The European Union Chamber of Commerce in Beijing published a lengthy report on Tuesday, criticizing the China Manufacturing 2025 strategy. It says foreign companies are being unfairly treated, and warns that government subsidies could create huge overcapacity in certain sectors.
Dubbed the "Made in China" plan by Chinese media, the strategy adopted in 2015 outlines how Beijing plans to accelerate growth in 10 industries, including robotics, electric cars and next generation technology.

The "broad set of policy tools" Beijing is deploying "are highly problematic," the chamber said in its report.
It cited unfair treatment of foreign automakers as one example. In order to produce and sell electric vehicles in China, European companies are being pushed to share their battery technology with Chinese partners.

"European business is facing intense pressure to turn over advanced technology in exchange for near-term market access," the report said.

That kind of pressure is a violation of China's commitments to the World Trade Organization, the chamber said.
The report also notes that China is subsidizing local producers of electric and plug-in hybrid vehicles, again in possible violation of the country's commitments to the WTO.
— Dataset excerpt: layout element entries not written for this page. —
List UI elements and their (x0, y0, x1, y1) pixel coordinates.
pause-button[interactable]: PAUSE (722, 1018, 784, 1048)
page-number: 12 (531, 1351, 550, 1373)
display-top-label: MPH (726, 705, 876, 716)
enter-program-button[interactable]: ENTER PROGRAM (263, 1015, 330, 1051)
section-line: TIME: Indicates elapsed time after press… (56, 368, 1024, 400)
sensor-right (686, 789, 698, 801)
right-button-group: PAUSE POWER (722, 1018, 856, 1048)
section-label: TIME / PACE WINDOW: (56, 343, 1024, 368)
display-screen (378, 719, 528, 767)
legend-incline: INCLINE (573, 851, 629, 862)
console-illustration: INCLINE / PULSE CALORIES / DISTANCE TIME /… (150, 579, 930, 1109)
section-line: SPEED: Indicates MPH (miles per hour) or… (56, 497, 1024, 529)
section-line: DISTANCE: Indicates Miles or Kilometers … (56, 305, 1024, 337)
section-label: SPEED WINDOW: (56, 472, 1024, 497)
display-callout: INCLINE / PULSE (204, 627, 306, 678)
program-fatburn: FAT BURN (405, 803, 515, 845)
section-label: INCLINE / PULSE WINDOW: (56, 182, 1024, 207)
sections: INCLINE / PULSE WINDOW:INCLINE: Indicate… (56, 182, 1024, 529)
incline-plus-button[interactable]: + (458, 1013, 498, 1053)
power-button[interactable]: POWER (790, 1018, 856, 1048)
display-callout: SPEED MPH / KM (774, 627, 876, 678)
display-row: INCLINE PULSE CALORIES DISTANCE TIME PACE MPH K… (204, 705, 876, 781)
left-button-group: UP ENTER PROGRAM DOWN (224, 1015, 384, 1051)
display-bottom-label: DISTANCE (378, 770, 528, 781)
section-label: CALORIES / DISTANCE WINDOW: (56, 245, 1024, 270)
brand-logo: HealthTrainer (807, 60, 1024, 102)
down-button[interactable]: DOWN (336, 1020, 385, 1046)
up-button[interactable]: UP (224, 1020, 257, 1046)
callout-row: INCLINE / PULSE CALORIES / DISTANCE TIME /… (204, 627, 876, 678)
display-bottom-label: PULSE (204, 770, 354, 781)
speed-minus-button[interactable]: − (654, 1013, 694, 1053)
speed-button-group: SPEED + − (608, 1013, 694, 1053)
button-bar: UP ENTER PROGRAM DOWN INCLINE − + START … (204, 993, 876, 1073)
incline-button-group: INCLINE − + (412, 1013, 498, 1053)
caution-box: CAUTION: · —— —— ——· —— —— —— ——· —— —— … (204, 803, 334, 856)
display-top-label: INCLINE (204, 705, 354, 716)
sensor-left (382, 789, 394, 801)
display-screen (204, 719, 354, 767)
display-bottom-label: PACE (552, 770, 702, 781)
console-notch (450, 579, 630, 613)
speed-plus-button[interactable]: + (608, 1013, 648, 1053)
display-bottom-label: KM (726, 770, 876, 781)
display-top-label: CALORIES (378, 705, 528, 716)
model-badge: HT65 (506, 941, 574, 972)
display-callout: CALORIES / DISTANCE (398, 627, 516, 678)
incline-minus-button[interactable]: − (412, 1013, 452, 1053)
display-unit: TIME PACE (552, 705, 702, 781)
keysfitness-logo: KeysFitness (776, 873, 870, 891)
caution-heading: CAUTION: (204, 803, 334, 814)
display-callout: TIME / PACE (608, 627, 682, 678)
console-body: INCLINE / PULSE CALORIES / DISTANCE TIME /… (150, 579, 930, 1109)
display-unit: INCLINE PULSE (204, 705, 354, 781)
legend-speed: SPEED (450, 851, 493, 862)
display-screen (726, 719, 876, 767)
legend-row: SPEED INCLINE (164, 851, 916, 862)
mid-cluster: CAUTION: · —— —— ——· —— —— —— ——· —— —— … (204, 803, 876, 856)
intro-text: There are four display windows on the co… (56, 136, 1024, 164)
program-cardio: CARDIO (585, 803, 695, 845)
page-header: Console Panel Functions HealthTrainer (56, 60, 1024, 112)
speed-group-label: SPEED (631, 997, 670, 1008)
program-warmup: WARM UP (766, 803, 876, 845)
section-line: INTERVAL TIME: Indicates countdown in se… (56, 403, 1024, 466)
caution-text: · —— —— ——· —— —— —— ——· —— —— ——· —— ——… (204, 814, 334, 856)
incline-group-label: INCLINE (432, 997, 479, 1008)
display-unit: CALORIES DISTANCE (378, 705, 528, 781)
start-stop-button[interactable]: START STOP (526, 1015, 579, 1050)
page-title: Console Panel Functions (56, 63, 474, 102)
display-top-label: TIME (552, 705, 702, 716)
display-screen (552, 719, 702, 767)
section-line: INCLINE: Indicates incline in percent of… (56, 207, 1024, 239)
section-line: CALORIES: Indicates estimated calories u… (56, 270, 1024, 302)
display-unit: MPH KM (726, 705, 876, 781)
Beijing wants Chinese manufacturers to have more than 80% of the domestic market for such vehicles by 2025, the chamber said, citing a publication on the Ministry of Industry and Information Technology's website.
Other policies, including "staggering" subsidies running to hundreds of billions of euros, are already harming European businesses in other sectors.

For instance, generous government handouts to the industrial robotics sector could swamp the market with overcapacity, the chamber said.
Foreign companies doing business in China frequently cry foul, accusing Beijing of rolling out policies intentionally designed to cripple international businesses.

Tuesday's report is consistent with findings from a survey the chamber published in June, where European companies said they were getting a tougher deal than Chinese companies.

Similarly, the American Chamber of Commerce in China published a survey last year, in which 77% of firms who responded said they felt less welcome in the country than before.